According to data obtained by The Australian newspaper, half a million – or one in five – students in Australian governmental schools have a disability or learning difficulty, meaning they require extra assistance.
So what exactly are the most common learning difficulties, plus what can we do to support our children?
While the spectrum of learning difficulties encompasses a broad range of conditions, education experts rank the two most common as dyslexia and ADHD (Attention Deficit Hyperactivity Disorder).
Dyslexia is a learning difficulty which relates specifically to reading. It can show up in a variety of ways – some students have a problem with ‘phonemic awareness’, which means they fail to recognise how words break down according to sound. Others may struggle with ‘phonological processing’, wherein students cannot distinguish between similar word sounds.
It’s important to recognise that dyslexia is not an issue of intelligence, but a different way of processing. The Australian Dyslexia Association estimates it affects 10% of the Australian population.
ADHD (Attention Deficit Hyperactivity Disorder) is most often characterised as a behavioural problem but it also a common learning impediment, as students with ADHD have difficulty paying attention and staying on task. They often have difficulty in traditional school settings.

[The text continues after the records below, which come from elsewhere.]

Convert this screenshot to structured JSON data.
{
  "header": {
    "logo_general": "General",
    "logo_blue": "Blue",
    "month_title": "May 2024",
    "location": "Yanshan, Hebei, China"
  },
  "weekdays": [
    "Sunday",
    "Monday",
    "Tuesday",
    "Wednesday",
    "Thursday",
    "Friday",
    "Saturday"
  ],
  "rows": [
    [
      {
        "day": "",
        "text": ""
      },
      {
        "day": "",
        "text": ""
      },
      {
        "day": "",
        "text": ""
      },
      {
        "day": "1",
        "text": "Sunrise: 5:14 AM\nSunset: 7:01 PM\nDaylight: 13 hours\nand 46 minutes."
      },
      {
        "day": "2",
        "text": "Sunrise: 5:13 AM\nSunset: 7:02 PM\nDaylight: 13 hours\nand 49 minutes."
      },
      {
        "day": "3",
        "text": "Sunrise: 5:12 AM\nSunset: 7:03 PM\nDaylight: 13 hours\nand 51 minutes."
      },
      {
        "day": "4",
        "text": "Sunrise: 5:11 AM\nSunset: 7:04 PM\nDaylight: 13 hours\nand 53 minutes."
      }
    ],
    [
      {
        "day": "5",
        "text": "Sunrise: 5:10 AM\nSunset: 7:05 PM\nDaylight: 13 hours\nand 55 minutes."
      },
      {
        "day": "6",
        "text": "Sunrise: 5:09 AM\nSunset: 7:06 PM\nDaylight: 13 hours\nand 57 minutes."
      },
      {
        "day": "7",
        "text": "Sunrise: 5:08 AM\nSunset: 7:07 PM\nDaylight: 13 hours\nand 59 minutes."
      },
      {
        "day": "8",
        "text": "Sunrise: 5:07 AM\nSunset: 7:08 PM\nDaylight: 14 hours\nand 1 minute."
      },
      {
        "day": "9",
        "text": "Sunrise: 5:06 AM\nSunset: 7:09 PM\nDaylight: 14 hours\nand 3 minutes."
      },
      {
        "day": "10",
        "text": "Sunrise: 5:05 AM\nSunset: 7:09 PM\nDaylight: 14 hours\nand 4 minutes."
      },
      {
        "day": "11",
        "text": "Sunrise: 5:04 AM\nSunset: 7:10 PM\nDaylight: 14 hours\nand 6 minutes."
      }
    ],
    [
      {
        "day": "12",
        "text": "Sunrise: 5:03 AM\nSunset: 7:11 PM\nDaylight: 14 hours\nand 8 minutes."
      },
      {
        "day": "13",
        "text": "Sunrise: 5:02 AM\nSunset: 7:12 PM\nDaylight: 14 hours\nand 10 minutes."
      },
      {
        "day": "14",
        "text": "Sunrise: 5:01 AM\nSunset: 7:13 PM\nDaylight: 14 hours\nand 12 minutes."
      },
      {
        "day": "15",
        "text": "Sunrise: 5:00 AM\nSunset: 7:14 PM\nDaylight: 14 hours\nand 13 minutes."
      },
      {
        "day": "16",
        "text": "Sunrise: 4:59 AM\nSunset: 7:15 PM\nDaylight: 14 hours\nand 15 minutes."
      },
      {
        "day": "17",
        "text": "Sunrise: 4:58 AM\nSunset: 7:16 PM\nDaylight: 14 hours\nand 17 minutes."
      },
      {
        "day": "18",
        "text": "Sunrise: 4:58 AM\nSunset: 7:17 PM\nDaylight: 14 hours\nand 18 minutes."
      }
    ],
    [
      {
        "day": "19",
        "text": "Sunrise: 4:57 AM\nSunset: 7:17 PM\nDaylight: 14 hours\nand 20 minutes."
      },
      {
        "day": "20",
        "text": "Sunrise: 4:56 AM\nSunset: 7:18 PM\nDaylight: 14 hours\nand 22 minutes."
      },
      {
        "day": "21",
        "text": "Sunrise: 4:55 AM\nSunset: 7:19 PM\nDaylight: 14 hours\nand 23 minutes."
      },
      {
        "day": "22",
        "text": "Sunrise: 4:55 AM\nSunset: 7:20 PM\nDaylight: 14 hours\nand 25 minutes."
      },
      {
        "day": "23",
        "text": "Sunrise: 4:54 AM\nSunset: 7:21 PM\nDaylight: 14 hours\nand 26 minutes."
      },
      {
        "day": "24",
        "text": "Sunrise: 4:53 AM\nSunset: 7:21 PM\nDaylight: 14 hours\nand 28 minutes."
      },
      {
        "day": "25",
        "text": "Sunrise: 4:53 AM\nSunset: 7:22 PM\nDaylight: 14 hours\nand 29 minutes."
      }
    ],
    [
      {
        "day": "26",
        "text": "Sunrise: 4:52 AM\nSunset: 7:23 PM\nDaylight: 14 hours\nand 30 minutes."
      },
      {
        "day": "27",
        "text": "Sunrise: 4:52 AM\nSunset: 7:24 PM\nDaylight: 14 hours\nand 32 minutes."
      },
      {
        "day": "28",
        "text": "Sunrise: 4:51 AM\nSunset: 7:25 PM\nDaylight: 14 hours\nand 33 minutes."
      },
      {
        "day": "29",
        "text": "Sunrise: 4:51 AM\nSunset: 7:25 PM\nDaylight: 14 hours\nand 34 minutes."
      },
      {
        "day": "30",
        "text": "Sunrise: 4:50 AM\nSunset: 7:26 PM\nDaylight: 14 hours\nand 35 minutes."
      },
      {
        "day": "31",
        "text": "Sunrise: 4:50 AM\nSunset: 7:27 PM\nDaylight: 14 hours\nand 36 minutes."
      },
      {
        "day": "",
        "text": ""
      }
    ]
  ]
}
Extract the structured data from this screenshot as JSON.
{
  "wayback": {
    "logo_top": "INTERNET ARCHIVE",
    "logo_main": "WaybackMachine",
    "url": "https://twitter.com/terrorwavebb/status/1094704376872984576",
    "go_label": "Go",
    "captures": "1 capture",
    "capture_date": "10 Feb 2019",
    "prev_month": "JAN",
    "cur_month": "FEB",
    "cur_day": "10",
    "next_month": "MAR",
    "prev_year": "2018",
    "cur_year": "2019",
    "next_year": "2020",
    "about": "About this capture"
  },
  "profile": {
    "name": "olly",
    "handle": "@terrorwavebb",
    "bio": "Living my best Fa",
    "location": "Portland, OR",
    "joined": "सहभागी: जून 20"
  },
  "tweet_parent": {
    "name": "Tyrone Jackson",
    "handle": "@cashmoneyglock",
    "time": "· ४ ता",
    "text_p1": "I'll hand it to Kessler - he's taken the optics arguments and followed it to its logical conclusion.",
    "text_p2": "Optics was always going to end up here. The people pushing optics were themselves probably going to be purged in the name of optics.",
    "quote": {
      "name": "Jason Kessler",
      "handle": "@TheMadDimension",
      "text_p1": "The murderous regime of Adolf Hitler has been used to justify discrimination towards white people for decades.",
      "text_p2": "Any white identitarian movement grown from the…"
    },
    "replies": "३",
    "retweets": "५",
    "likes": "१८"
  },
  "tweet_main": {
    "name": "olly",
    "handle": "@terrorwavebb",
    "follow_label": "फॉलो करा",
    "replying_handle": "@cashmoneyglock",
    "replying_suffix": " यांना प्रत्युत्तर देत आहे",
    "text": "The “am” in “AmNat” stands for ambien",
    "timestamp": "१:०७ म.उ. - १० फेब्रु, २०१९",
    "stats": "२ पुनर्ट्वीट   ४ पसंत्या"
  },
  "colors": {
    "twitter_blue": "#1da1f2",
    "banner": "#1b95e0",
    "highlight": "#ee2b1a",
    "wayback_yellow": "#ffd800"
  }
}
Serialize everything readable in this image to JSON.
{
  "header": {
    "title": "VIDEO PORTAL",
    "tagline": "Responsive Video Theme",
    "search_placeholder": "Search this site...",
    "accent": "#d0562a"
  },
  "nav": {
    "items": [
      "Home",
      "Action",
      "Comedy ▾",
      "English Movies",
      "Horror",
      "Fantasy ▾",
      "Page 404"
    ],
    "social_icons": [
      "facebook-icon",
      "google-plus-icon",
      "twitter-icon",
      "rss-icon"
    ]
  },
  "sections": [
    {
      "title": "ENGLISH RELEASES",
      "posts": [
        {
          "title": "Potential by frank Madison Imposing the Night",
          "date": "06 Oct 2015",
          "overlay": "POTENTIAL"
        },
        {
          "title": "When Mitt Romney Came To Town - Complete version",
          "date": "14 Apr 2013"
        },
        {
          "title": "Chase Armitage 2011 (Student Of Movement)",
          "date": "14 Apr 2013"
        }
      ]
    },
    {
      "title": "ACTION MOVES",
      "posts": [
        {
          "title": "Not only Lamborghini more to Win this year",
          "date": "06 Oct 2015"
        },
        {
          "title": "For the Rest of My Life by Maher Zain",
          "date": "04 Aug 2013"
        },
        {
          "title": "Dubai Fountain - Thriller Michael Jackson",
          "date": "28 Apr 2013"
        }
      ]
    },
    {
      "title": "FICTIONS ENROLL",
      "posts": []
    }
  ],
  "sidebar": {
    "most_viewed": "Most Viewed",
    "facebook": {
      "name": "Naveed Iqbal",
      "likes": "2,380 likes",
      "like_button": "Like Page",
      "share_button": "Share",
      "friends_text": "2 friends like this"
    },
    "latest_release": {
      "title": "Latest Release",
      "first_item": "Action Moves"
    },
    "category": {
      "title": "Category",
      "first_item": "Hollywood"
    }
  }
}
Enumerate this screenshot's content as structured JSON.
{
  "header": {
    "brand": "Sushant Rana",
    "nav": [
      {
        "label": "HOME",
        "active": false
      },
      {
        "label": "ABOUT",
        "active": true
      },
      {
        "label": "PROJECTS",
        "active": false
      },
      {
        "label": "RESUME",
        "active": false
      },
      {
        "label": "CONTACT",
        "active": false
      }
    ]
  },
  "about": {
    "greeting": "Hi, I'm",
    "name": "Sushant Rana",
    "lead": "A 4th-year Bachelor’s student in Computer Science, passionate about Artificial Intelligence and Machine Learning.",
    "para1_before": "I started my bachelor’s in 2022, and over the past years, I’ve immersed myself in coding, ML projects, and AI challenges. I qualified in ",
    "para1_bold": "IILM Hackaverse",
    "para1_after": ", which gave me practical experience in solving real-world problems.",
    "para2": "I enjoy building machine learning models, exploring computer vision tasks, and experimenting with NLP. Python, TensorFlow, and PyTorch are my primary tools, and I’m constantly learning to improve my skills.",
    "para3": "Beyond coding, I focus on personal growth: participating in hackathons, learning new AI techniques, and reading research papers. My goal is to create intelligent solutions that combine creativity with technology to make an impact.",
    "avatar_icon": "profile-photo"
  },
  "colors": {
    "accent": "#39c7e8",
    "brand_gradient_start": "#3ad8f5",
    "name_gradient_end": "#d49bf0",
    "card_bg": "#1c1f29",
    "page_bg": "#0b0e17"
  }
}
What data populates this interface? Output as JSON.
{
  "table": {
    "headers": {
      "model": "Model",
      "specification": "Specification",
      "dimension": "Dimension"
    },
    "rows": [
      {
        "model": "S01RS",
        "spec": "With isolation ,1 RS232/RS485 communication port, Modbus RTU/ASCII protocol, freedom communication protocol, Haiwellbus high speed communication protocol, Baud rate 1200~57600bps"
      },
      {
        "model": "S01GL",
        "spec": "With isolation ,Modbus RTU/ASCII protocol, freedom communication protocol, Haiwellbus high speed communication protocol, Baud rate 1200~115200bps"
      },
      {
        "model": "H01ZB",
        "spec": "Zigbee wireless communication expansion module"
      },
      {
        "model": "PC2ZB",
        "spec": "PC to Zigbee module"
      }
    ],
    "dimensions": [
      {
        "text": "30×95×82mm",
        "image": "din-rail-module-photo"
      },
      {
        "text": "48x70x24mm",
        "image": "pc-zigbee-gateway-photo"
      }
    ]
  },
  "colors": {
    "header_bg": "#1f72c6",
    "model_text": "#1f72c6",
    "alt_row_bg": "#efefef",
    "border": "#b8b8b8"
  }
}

What Supports Are Available?
Treatments for learning difficulties are of course unique to the problem and person.
For dyslexia, there is currently no known way to correct the underlying brain abnormality that causes it. However, with early intervention and special educational approaches, many children respond well and experience significant improvement.
According to Australian Dyslexia Association, students with dyslexia require instruction that is systematic, structured, sequential and cumulative.
ADHD is distinguished from dyslexia in that it can be successfully treated with medication in many cases. Treatment is usually a combination of therapy, diet, medication and structured education.
The Australian government recognises both dyslexia and ADHD as disabilities, which means that assistance is available under the National Disability Insurance Scheme (NDIS), for cases where these difficulties cause severe impediment.